Düsseldorf: Pläne für Kaiserswerther Markt müssen überarbeitet werden

Stadtteilentwicklung in Düsseldorf : Neue Pläne für Kaiserswerther Markt

Im Laufe der Planungen haben sich mehrere neue Anforderungen ergeben, die in einem neuen Konzept berücksichtigt werden müssen. Das führt zu höheren Kosten und einer längeren Bauzeit.

Seit vielen Jahren wird um eine Neugestaltung des Kaiserswerther Marktes gerungen. Dafür wurden zahlreiche Informationsveranstaltungen durchgeführt, Bürger befragt, Lichtkonzepte ausprobiert, Gestaltungsmöglichkeiten diskutiert und mehrere Konzepte entwickelt und beschlossen. Jetzt müssen die Planungen erneut überarbeitet werden, da sich die Voraussetzung rund um diese historische Fläche geändert, beziehungsweise sich neue Rahmenbedingungen ergeben haben. Die Bürger sollen an den neuen Planungen erneut beteiligt werden. Die Bezirksvertretung 5 soll deshalb in ihrer nächsten Sitzung am 26. November einen Workshop beschließen, der im ersten Quartal 2020 durchgeführt werden soll. „Ziel des Workshops ist die Entwicklung einer Lösung, die unter Berücksichtigung aller bisher bekannten Rahmenbedingungen und Restriktionen und unter Abwägung der verschiedenen Interessenslagen der beteiligten Akteure grundsätzlich umsetzungsfähig erscheint“, sagt die Verwaltung. Teilnehmen sollen Vertreter von Vereinen und der Initiativen, die sich bislang im Verfahren engagiert haben, Bürger, Vertreter des Heimatministeriums als Fördergeber, der Denkmalbehörden, externe Fachleute, der Stadtentwässerungsbetrieb, Behindertenvertreter, die Politik und Mitarbeiter der Fachämter.

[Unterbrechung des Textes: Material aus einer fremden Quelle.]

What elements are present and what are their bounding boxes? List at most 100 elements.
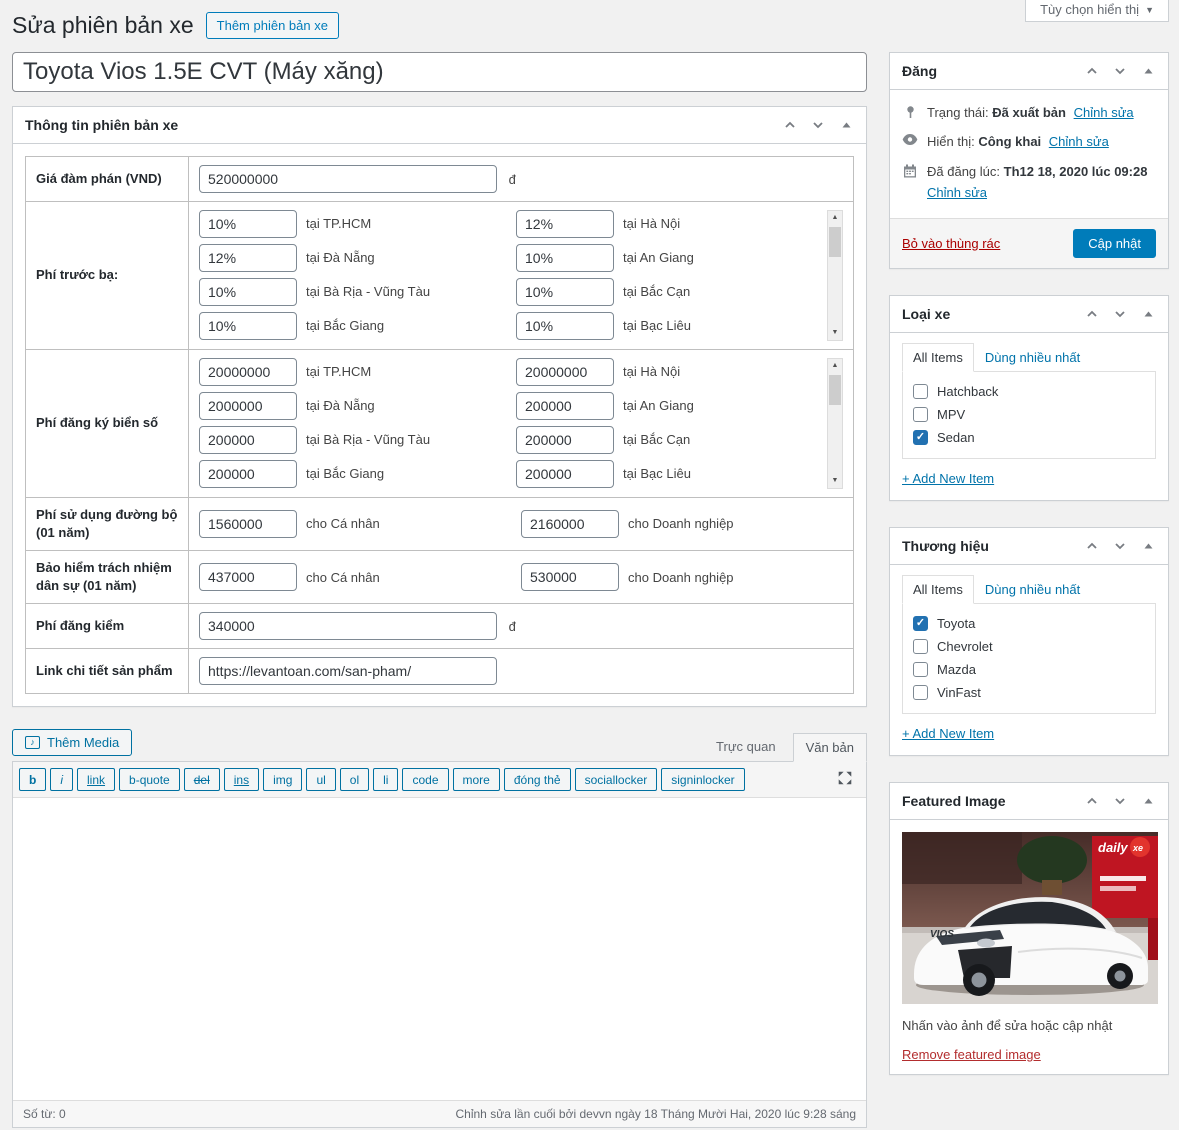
add-new-version-button[interactable]: Thêm phiên bản xe (206, 12, 339, 39)
move-down-icon[interactable] (1106, 300, 1134, 328)
scroll-up-icon[interactable]: ▲ (828, 211, 842, 225)
fee-input[interactable] (199, 426, 297, 454)
quicktag-img[interactable]: img (263, 768, 302, 791)
term-row-sedan[interactable]: Sedan (903, 426, 1155, 449)
quicktag-signinlocker[interactable]: signinlocker (661, 768, 744, 791)
move-up-icon[interactable] (1078, 300, 1106, 328)
checkbox[interactable] (913, 407, 928, 422)
remove-featured-image-link[interactable]: Remove featured image (902, 1047, 1041, 1062)
add-new-term-link[interactable]: + Add New Item (902, 726, 994, 741)
featured-image-thumbnail[interactable]: daily xe (902, 832, 1158, 1004)
term-row-mazda[interactable]: Mazda (903, 658, 1155, 681)
screen-options-button[interactable]: Tùy chọn hiển thị ▼ (1025, 0, 1169, 22)
term-row-vinfast[interactable]: VinFast (903, 681, 1155, 704)
fee-input[interactable] (516, 358, 614, 386)
edit-visibility-link[interactable]: Chỉnh sửa (1049, 134, 1109, 149)
toggle-panel-icon[interactable] (1134, 300, 1162, 328)
checkbox[interactable] (913, 685, 928, 700)
tab-text[interactable]: Văn bản (793, 733, 867, 762)
move-up-icon[interactable] (1078, 787, 1106, 815)
featured-image-header[interactable]: Featured Image (890, 783, 1168, 820)
fullscreen-icon[interactable] (828, 765, 862, 794)
add-media-button[interactable]: ♪ Thêm Media (12, 729, 132, 756)
quicktag-ol[interactable]: ol (340, 768, 369, 791)
insurance-business-input[interactable] (521, 563, 619, 591)
move-down-icon[interactable] (1106, 57, 1134, 85)
publish-metabox-header[interactable]: Đăng (890, 53, 1168, 90)
fee-input[interactable] (516, 460, 614, 488)
quicktag-close-tags[interactable]: đóng thẻ (504, 768, 571, 791)
term-row-chevrolet[interactable]: Chevrolet (903, 635, 1155, 658)
fee-input[interactable] (199, 278, 297, 306)
move-down-icon[interactable] (1106, 532, 1134, 560)
scrollbar-thumb[interactable] (829, 375, 841, 405)
fee-input[interactable] (199, 460, 297, 488)
quicktag-sociallocker[interactable]: sociallocker (575, 768, 658, 791)
tab-all-items[interactable]: All Items (902, 343, 974, 372)
checkbox-checked[interactable] (913, 430, 928, 445)
quicktag-italic[interactable]: i (50, 768, 73, 791)
brand-header[interactable]: Thương hiệu (890, 528, 1168, 565)
checkbox[interactable] (913, 384, 928, 399)
fee-input[interactable] (199, 244, 297, 272)
move-down-icon[interactable] (1106, 787, 1134, 815)
quicktag-bold[interactable]: b (19, 768, 46, 791)
scrollbar-thumb[interactable] (829, 227, 841, 257)
fee-input[interactable] (516, 426, 614, 454)
quicktag-li[interactable]: li (373, 768, 398, 791)
edit-published-link[interactable]: Chỉnh sửa (927, 183, 987, 203)
quicktag-ins[interactable]: ins (224, 768, 259, 791)
move-down-icon[interactable] (804, 111, 832, 139)
post-title-input[interactable] (12, 52, 867, 92)
road-fee-personal-input[interactable] (199, 510, 297, 538)
toggle-panel-icon[interactable] (1134, 787, 1162, 815)
insurance-personal-input[interactable] (199, 563, 297, 591)
checkbox[interactable] (913, 662, 928, 677)
fee-input[interactable] (516, 312, 614, 340)
quicktag-ul[interactable]: ul (306, 768, 335, 791)
price-input[interactable] (199, 165, 497, 193)
tab-visual[interactable]: Trực quan (703, 732, 789, 761)
road-fee-business-input[interactable] (521, 510, 619, 538)
move-up-icon[interactable] (776, 111, 804, 139)
fee-input[interactable] (199, 312, 297, 340)
quicktag-more[interactable]: more (453, 768, 500, 791)
checkbox[interactable] (913, 639, 928, 654)
fee-input[interactable] (516, 392, 614, 420)
term-row-mpv[interactable]: MPV (903, 403, 1155, 426)
fee-input[interactable] (199, 358, 297, 386)
scrollbar[interactable]: ▲ ▼ (827, 210, 843, 341)
fee-input[interactable] (516, 278, 614, 306)
vehicle-type-header[interactable]: Loại xe (890, 296, 1168, 333)
quicktag-del[interactable]: del (184, 768, 220, 791)
scroll-up-icon[interactable]: ▲ (828, 359, 842, 373)
term-row-toyota[interactable]: Toyota (903, 612, 1155, 635)
fee-input[interactable] (516, 210, 614, 238)
quicktag-link[interactable]: link (77, 768, 115, 791)
fee-input[interactable] (199, 392, 297, 420)
update-button[interactable]: Cập nhật (1073, 229, 1156, 258)
scroll-down-icon[interactable]: ▼ (828, 326, 842, 340)
inspection-fee-input[interactable] (199, 612, 497, 640)
post-content-textarea[interactable] (13, 798, 866, 1100)
toggle-panel-icon[interactable] (832, 111, 860, 139)
fee-input[interactable] (516, 244, 614, 272)
add-new-term-link[interactable]: + Add New Item (902, 471, 994, 486)
move-to-trash-link[interactable]: Bỏ vào thùng rác (902, 236, 1000, 251)
info-metabox-header[interactable]: Thông tin phiên bản xe (13, 107, 866, 144)
scroll-down-icon[interactable]: ▼ (828, 474, 842, 488)
checkbox-checked[interactable] (913, 616, 928, 631)
quicktag-code[interactable]: code (402, 768, 448, 791)
toggle-panel-icon[interactable] (1134, 532, 1162, 560)
fee-input[interactable] (199, 210, 297, 238)
tab-most-used[interactable]: Dùng nhiều nhất (974, 343, 1091, 372)
tab-all-items[interactable]: All Items (902, 575, 974, 604)
quicktag-blockquote[interactable]: b-quote (119, 768, 180, 791)
move-up-icon[interactable] (1078, 57, 1106, 85)
tab-most-used[interactable]: Dùng nhiều nhất (974, 575, 1091, 604)
edit-status-link[interactable]: Chỉnh sửa (1074, 105, 1134, 120)
toggle-panel-icon[interactable] (1134, 57, 1162, 85)
scrollbar[interactable]: ▲ ▼ (827, 358, 843, 489)
term-row-hatchback[interactable]: Hatchback (903, 380, 1155, 403)
product-link-input[interactable] (199, 657, 497, 685)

Die Verwaltung rät davon ab, bei den neuen Planungen dann auch die  Überlegungen, in der Nähe des Kaiserswerther Marktes eine Quartiersgarage zu errichten, mit aufzunehmen. „Dies würde das weitere Verfahren nur unnötig belasten und zu eventuell gravierenden Verzögerungen führen – zumal die Aussichten auf eine erfolgreiche Umsetzung noch völlig ungewiss sind. Hier sollte man unabhängig parallel weiterarbeiten“, sagt die Verwaltung.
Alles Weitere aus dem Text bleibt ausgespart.